How to write? Anne Lamott’s way

Anne Lamott celebrated her 61st birthday two days ago, on April 10. She shares her birthday with Paul Theroux, who turned 74 on that day. Book lovers and wanna-be writers will enjoy reading her classic Bird by Bird: Some Instructions on Writing and Life. Here’s what she wrote about what’s so special about books.

For some of us, books are as important as almost anything on earth. What a miracle it is that out of these small, flat, rigid squares of paper unfolds world after world after world, worlds that sing to you, comfort and quiet or excite you. Books help us understand who we are and how we are to behave. They show us what community and friendship mean; they show us how to love and die. They are full of all the things that you don’t get in real life — wonderful, lyrical language, for instance, right off the bat. And quality of attention: we may notice amazing details during the course of a day but we rarely let ourselves stop and pay attention. An author makes you notice, make you pay attention, and this is a great gift. My gratitude for good writing is unbounded; I’m grateful for it the way I’m grateful for the ocean. Aren’t you?

How to write

The book offers advice on how to write.

The very first thing I tell my new students on the first day of a workshop is that good writing is about telling the truth. We are a species that needs to understand who we are. Sheep lice do not seem to share this longing, which is one reason they write so very little. But we do. We have so much we want to say and figure out…
“I don’t know where to start,” one will wail.
Start with your childhood, I tell them. Plug your nose and jump in, and write down all your memories as truthfully as you can…
“But how?” my students ask. “How do you actually do it?”
You sit down, I say. You try to sit down at approximately the same time every day. This is how you train your unconscious to kick in for you creatively. So you down at, say, nine every morning, or ten every night. You put a piece of paper in the typewriter, or turn on the computer and bring up the right file, and then you stare at it for an hour or so… Then, with your fingers poised on the keyboard, you squint at an image that is forming in your mind — a scene, a locale, a character — and you try to quiet your mind so you can hear what the landscape or character has to say above the other voices in your mind. The other voices are banshees and drunken monkeys. They are the voices of anxiety, judgment, doom, guilt. There may be a Nurse Ratched-like listing of things that must be done right this moment: foods that must come out of the freezer, appointments that must be cancelled or made, hairs that must be tweezed. But you hold an imaginary gun to your head and make yourself stay at the desk…
Yet somehow in the face of all this, you clear a space for the writing voice, hacking away at the others with machetes, and you begin to compose sentences. You begin to string words together like beads to tell a story. You are desperate to communicate, to edify or entertain, to preserve moments of grace or joy or transcendence, to make real or imagined moments come alive. But you cannot will this to happen. It is a matter of persistence and faith and hard work. So you might as well us go ahead and get started.

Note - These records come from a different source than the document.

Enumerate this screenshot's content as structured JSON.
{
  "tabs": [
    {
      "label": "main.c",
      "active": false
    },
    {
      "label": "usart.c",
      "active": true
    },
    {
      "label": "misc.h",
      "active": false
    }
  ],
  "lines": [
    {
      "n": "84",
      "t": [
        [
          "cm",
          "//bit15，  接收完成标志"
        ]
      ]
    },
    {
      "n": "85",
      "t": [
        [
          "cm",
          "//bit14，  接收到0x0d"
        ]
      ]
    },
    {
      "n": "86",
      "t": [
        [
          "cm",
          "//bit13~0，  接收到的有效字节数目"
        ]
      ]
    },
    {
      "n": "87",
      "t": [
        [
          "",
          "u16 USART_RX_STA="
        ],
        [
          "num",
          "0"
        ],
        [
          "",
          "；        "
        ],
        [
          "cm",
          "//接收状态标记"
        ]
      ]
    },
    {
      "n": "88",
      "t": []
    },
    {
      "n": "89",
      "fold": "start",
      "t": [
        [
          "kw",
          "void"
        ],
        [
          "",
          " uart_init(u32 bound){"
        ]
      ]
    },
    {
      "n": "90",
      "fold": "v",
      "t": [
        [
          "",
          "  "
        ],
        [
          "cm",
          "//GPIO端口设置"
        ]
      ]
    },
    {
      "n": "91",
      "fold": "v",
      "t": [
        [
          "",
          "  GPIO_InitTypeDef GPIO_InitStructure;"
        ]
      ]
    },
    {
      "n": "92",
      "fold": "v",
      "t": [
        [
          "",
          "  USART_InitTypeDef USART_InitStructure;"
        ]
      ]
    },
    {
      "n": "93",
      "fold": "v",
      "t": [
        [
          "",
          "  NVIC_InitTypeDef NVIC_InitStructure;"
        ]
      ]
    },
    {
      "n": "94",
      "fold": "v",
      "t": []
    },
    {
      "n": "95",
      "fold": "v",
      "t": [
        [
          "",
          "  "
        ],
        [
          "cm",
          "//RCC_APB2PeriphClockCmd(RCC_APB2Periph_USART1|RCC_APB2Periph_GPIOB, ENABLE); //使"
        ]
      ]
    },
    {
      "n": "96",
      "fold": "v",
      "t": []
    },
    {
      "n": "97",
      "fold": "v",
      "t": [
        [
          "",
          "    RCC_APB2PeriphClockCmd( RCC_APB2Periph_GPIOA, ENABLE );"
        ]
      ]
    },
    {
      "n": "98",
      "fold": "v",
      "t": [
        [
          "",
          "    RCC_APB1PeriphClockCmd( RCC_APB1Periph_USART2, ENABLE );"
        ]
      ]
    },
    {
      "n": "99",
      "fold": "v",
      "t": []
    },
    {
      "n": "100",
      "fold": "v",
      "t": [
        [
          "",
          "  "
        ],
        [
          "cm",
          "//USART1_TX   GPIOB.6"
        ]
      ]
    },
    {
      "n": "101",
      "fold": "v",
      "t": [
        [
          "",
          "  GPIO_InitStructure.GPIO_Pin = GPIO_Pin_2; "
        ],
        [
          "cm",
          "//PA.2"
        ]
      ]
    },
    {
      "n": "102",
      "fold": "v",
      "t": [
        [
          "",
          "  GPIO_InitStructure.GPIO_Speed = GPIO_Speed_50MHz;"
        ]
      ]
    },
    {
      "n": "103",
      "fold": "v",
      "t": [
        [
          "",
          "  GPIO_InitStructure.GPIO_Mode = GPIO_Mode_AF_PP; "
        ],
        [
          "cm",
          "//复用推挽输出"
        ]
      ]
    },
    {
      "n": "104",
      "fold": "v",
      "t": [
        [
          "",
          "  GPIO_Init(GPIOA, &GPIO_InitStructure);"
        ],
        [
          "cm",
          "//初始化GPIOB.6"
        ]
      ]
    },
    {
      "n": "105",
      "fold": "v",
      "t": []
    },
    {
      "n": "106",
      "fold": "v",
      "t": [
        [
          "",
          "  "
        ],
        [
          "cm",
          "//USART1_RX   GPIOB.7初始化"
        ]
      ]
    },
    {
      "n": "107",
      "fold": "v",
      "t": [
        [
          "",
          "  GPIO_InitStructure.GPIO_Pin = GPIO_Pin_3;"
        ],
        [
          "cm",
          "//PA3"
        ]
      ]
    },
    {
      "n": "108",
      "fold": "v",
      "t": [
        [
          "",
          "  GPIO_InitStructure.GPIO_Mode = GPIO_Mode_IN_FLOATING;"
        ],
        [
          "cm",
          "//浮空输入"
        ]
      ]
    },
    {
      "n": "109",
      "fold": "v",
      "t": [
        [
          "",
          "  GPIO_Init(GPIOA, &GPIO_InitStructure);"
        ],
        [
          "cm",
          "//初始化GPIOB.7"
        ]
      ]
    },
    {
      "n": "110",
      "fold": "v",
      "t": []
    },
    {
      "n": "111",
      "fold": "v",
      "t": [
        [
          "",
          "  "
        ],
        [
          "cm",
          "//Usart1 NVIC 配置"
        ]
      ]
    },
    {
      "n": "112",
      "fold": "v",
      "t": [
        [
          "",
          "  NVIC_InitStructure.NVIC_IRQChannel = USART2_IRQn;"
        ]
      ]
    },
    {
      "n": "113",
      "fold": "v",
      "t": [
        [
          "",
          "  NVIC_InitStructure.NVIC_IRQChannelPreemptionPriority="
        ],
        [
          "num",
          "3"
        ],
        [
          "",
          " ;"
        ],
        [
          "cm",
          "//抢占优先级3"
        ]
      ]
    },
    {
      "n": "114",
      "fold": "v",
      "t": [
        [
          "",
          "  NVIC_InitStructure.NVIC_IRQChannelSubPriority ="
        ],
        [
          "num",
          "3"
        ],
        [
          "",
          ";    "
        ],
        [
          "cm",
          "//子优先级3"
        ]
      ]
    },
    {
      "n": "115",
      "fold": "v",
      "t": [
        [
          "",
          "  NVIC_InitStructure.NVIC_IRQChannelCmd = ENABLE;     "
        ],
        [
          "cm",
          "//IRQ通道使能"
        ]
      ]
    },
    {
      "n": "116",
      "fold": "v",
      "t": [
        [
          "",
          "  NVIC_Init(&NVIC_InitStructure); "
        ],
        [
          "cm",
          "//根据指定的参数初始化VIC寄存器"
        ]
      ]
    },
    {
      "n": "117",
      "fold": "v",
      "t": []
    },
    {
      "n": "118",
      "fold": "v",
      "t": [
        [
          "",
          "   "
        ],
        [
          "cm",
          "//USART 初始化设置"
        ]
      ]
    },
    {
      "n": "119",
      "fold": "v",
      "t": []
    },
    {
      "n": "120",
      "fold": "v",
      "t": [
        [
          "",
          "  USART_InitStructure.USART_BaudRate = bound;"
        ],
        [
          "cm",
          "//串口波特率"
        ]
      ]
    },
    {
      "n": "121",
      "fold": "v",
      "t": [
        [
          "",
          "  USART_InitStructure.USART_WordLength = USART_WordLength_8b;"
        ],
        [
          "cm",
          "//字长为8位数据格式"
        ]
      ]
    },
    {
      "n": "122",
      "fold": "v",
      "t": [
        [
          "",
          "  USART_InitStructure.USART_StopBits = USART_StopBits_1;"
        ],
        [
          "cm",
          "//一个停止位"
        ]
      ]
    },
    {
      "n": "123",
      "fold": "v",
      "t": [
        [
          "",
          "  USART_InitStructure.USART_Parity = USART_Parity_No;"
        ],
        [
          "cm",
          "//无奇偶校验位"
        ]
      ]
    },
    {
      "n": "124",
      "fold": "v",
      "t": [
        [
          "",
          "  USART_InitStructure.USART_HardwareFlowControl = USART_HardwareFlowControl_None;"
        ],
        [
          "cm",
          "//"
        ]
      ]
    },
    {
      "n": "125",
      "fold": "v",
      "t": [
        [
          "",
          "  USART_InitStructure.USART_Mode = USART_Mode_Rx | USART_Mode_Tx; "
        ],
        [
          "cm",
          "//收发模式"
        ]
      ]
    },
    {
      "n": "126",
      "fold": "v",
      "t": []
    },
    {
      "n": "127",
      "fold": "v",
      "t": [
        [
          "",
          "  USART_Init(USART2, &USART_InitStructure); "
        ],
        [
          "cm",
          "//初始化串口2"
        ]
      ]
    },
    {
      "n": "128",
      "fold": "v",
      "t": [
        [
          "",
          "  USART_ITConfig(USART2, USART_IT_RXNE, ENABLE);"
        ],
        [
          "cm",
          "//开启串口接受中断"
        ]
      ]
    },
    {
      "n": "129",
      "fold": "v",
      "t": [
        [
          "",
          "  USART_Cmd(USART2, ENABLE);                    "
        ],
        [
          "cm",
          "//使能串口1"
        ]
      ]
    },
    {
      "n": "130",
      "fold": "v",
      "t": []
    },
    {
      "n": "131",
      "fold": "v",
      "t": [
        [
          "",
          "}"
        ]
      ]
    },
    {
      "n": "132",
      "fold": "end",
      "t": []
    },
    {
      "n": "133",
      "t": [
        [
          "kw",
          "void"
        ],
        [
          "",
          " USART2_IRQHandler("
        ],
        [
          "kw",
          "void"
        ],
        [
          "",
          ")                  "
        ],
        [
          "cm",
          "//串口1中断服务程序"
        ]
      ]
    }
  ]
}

Even writers have problems writing, she says.

Very few writers really know what they are doing until they’ve done it. Nor do they go about their business feeling dewy and thrilled. They do not type a few sentences and then find themselves bounding along like huskies across the snow…
For me and most of the other writers I know, writing is not rapturous. In fact, the only way I can get anything written at all is to write really, really shitty first drafts.
The first draft is the child’s draft, where you let it all pour out and then let it romp all over the place, knowing that no one is going to see it and that you can shape it later. You just let this childlike part of you channel whatever voices and visions come through and onto the page…Just get it all down on paper, because there may be something great in those six crazy pages that you would never have gotten to by more ratioal, grown-up means…
Almost all good writing begins with terrible first efforts. You need to start somewhere. Start by getting something — anything — down on paper…

In her memorable words

Writing a first draft is very much like watching a Polaroid develop. You can’t — and, in fact, you’re not supposed to know exactly what the picture is going to look like until it has finished developing. First you just point at what has your attention and take the picture.

According to her

Perfectionism is the voice of the oppressor, the enemy of the people…
Perfectionism will ruin your writing, blocking inventiveness and playfulness and life force (those are the words we are allowed to use in California). Perfectionism means that you try desperately not to leave so much mess to clean up. But clutter and mess show us that life is being lived. Clutter is wonderfully fertile ground — you can still discover new treasures under all those piles, clean things up, edit things out, fix things, get a grip. Tidiness suggests that something is as good as it’s going to get. Tidiness makes me think of held breath, suspended animation, while writing needs to breathe and move.